Miles Franklin Award 2019 shortlist

Well, good news for me in that I had read three of the longlist, and two of those have made it through to the shortlist. Interestingly, the one that didn’t, Trent Dalton’s Boy swallows universe, has been making such a splash that I rather expected it to be shortlisted. But, as we all know, you can never second guess literary judges.

So, here is the shortlist:

  • Michael Mohammed Ahmad’s The Lebs (Nancy’s review) (Hachette)
  • Gregory Day’s A sand archive (Lisa’s review) (Picador)
  • Rodney Hall’s A stolen season (my review) (Picador)
  • Gail Jones’ The death of Noah Glass (Text)
  • Melissa Lucashenko’s Too much lip (my review) (UQP)
  • Jennifer Mills’ Dyschronia (Lisa’s review) (Picador)

Rodney Hall, A stolen season

Some random observations:

  • There’s fair diversity here, with Ahmad and Lucashenko both making to to the shortlist.
  • Three women and three men! That’s neat.
  • Rodney Hall has won twice before, for Just relations and The grisly wife, and has now been shortlisted four more times.
  • Lucashenko has, this year, been shortlisted for the Stella Prize, the Victorian and NSW Premiers’ literary awards, and the Australian Book Industry awards.
  • This will be the fourth time that Gail Jones has been shortlisted for the Miles Franklin.
  • And, three of the six books were published by Picador! Congrats to them.
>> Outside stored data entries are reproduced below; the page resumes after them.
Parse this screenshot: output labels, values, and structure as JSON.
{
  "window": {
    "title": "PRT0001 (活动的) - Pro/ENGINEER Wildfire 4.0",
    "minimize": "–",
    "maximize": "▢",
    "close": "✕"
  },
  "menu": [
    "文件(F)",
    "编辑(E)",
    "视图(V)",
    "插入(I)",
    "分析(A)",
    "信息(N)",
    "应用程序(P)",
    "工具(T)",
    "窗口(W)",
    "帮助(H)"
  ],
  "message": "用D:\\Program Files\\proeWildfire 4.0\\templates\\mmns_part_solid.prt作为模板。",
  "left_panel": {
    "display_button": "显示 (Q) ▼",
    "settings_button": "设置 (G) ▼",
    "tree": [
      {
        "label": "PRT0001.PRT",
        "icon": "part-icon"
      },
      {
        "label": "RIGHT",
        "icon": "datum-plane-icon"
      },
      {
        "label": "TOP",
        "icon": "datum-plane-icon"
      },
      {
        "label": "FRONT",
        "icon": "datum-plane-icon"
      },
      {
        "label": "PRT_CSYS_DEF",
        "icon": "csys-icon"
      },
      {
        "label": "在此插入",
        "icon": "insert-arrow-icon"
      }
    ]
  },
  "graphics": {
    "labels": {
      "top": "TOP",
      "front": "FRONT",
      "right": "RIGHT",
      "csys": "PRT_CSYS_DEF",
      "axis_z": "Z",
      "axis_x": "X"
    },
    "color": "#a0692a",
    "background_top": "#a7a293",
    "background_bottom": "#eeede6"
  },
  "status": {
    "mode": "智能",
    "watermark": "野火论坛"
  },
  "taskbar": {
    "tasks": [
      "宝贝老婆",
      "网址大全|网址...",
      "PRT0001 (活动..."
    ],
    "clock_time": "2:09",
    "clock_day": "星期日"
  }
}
Melissa Lucashenko, Too Much LipStefanie Convery, writing in The Guardian (Australia), reports that:

Judge Bernadette Brennan said this year’s authors were “unafraid to take risks” in their narratives, which addressed “complex, disparate and urgent aspects of contemporary Australian life”.

This is certainly true of the two I’ve read …

Michaela Boland, writing for the ABC News, spoke to Michael Mohammed Ahmad, and wrote this:

While Mr Ahmad said that [winning the Prize] would be welcomed, the honour itself had already eased the insecurity and inadequacy he said was inherent to being an Arab Muslim immigrant in Australia.

“Three years ago our immigration minister Peter Dutton said second or third-generation Lebanese Australians like me are the mistakes of the Fraser government,” he said, after he learned his second book was one of the six short-listed.

It’s so distressing that Ahmad and, clearly, many other Australian citizens have to live their lives feeling this way – and that our government doesn’t seem to think it has a role to play in setting a welcoming, inclusive tone.

Anyhow, the judges, as I wrote in my longlist post, for this year are almost the same as last year’s: Richard Neville (State Library of NSW),  Murray Waldren (journalist and columnist for The Australian), Dr Melinda Harvey (book critic), Lindy Jones (bookseller), and Bernadette Brennan (author and literary critic). Brennan replaces last year’s Susan Sheridan.

The winner will be announced on 30 July in Sydney.

What do you think?

14 thoughts on “Miles Franklin Award 2019 shortlist

  1. Pingback: Miles Franklin Award 2019 shortlist — Whispering Gums | Slattery's Magazine

  2. Did I say already ? – that prize awards are subjective and actually represent not a lot ?
    Oh, I did, eh ?
    Story of my life …

  3. I know I shouldn’t say this because it’s the Kiss of Death, but though I liked all the ones I’ve read, I hope that Too Much Lip wins it.

    I don’t think it will: (Though I haven’t read Noah Glass so I have no business having an opinion at all) I think they’ll give it to Gail Jones because she’s been an MF bridesmaid so many times.

    I can’t resist saying this either: is The Lebs on the list because it’s great lit, or because the judges wanted to deliver a slap in the face to Dutton? If you read Kim’s review at Reading Matters (“a potent mix of profanity, sex, lust, religion, racism, misogyny and hypermasculinity.” – see it explains all the reasons why I found the book too distasteful to continue reading…the way he writes about women is beyond horrible.

    • Thanks Lisa. Yes, I read her review and Nancy’s. I guess I’ll hold judgement because I find it hard to accept that the judges would shortlist something that was not intended to “show” us something rather than to support such values? But I haven’t read it – and probably won’t – so I can’t really comment! Like you, I would love to see Lucashenko win, but I’ve read even fewer than you have so have even less right to an opinion.

  4. Goodness, I reckon it’s the first year that I haven’t read any 😦 (Too Much Lip should have been read, had I completed my Stella shortlist reading!).

  5. How interesting that the jury hasn’t changed much. I don’t have any useful experience with which to comment on the situation, but I enjoy following along and seeing which books you and Lisa choose. How lucky for you that some of the longlisted ones you’ve read have moved onwards: if you choose to fill the gaps, you’re a good bit ahead now.